Dr. Bade Greg of Kings Foundation Hospital Limited, Lagos in an interview with the Daily Independent, spoke on what could happen when a woman does not know about her HIV positive status before getting pregnant. According to him, this can be categorized into different stages. There is the stage of shock when the news is broken to the woman, and this can pose a danger to the pregnant lady. If care is not taken, it may be followed by a stage of denial, whereby the woman may refuse to accept that she's actually positive. Eventually, most will accept their status though.
Dr. Greg emphasized the importance of counseling at this stage. According to him, since the woman was probably not expecting such news, if care is not taken, she may go into depression and even develop high blood pressure. And if this happens, it's going to complicate things the more.
He also stressed the need to let the HIV-positive woman know the truth about HIV/AIDS: that it can be managed just like diabetes and hypertension. "If an HIV-positive woman is pregnant or desires to be pregnant, it is not an impossible task, since diabetics and high blood pressure patients do get pregnant too."
Medical experts have warned that the following factors can increase the risk of a woman passing on HIV to her baby: being sick because of HIV/AIDS-related diseases; having a high viral load and a low CD4 cell count and a weak immune system; waters breaking for hours before the deliver; using hard drugs, particularly injected drugs and alcohol during pregnancy; having vaginal delivery (rather than a caesarian delivery) if HIV viral load is detectable; having a difficult delivery requiring, for example, the use of forceps; and breastfeeding.
By being aware of and avoiding these factors though, HIV-positive women can decrease the risk of transmitting the infection their baby down from 25 per cent to just two or three per cent.
In Africa, the issue of breastfeeding poses a major challenge because women are expected to breastfeed their babies. Medical experts have advised that an HIV-positive woman should not breastfeed her baby but rather use infant formula. The problem is that if she does not breastfeed, she is assumed to be HIV-positive, and vulnerable to stigmatization by family and friends.

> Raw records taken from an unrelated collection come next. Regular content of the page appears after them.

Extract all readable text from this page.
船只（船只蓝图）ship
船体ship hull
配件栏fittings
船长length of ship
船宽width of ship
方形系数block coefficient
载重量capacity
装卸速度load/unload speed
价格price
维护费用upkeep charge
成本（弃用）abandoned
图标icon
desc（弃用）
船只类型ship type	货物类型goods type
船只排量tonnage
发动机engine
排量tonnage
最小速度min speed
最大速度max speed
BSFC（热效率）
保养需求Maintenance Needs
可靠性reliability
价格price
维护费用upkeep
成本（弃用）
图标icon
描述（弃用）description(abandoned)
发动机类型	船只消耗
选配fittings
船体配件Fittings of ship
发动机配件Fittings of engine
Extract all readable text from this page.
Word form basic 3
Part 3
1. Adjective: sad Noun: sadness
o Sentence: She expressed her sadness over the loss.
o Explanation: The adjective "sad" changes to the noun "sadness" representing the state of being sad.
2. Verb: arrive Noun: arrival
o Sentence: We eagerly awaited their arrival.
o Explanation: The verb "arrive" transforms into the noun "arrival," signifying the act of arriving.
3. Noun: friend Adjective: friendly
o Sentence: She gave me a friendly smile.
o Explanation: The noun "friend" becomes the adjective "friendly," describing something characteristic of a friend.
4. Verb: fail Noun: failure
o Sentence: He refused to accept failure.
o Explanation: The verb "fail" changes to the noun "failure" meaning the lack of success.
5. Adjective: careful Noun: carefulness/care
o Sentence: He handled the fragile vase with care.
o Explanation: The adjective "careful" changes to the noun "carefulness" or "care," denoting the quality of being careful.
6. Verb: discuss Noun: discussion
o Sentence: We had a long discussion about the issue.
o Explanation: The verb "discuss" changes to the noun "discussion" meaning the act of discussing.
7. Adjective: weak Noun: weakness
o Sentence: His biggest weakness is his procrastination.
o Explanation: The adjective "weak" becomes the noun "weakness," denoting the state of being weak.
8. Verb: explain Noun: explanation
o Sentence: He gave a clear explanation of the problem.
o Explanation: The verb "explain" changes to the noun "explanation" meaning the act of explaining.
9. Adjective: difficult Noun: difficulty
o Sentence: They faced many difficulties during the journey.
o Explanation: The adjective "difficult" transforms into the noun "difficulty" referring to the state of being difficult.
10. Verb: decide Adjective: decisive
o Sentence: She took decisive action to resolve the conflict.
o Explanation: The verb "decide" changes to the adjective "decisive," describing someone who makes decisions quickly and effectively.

In addition to avoiding breastfeeding, drug treatment is very important for every HIV-positive pregnant woman, for the sake of the child's health and that of the mother too.
People with HIV/AIDS are sometimes treated with the combinations of virus-fighting drugs called antiretroviral (ARV) that slow the spread of HIV in the body by keeping the blood levels of the virus low or even undetectable and help prevent AIDS-related infections.
The US Public Health Service recommends that an HIV-infected pregnant woman should receive treatment with these drugs as if she were not pregnant. It states that if a woman has HIV positive in her first trimester and has not been treated with any HIV-fighting drugs, she should be evaluated and treated. In the case of an infected pregnant woman who is already taking ARV treatment, it recommended that HIV-pregnant women be offered combination treatment with HIV-fighting drugs to help protect her health and to help prevent passing the infection to the baby.
When a pregnant HIV-infected woman receives good medical care early and takes antiviral medications regularly during her pregnancy, the chance that she will pass HIV to her unborn baby is dramatically reduced.
It is important that any woman who is pregnant and knows she is HIV-positive start prenatal care as soon as possible to take full advantage of such treatments. The sooner a mother receives treatment, the greater the likelihood that her baby will not get HIV.
In the past, before antiviral medicines were routinely given, almost 25% of children born to HIV-infected mothers developed the disease and died by 24 months of age. Recent studies have shown that mothers with HIV or AIDS who get good prenatal care and regularly take antiviral drugs during their pregnancy now have less than a 5% chance of passing HIV to their babies. If these babies do get the HIV virus, they tend to be born with a lower viral load (less HIV virus is present in their bodies) and have a better chance of long-term, disease-free survival.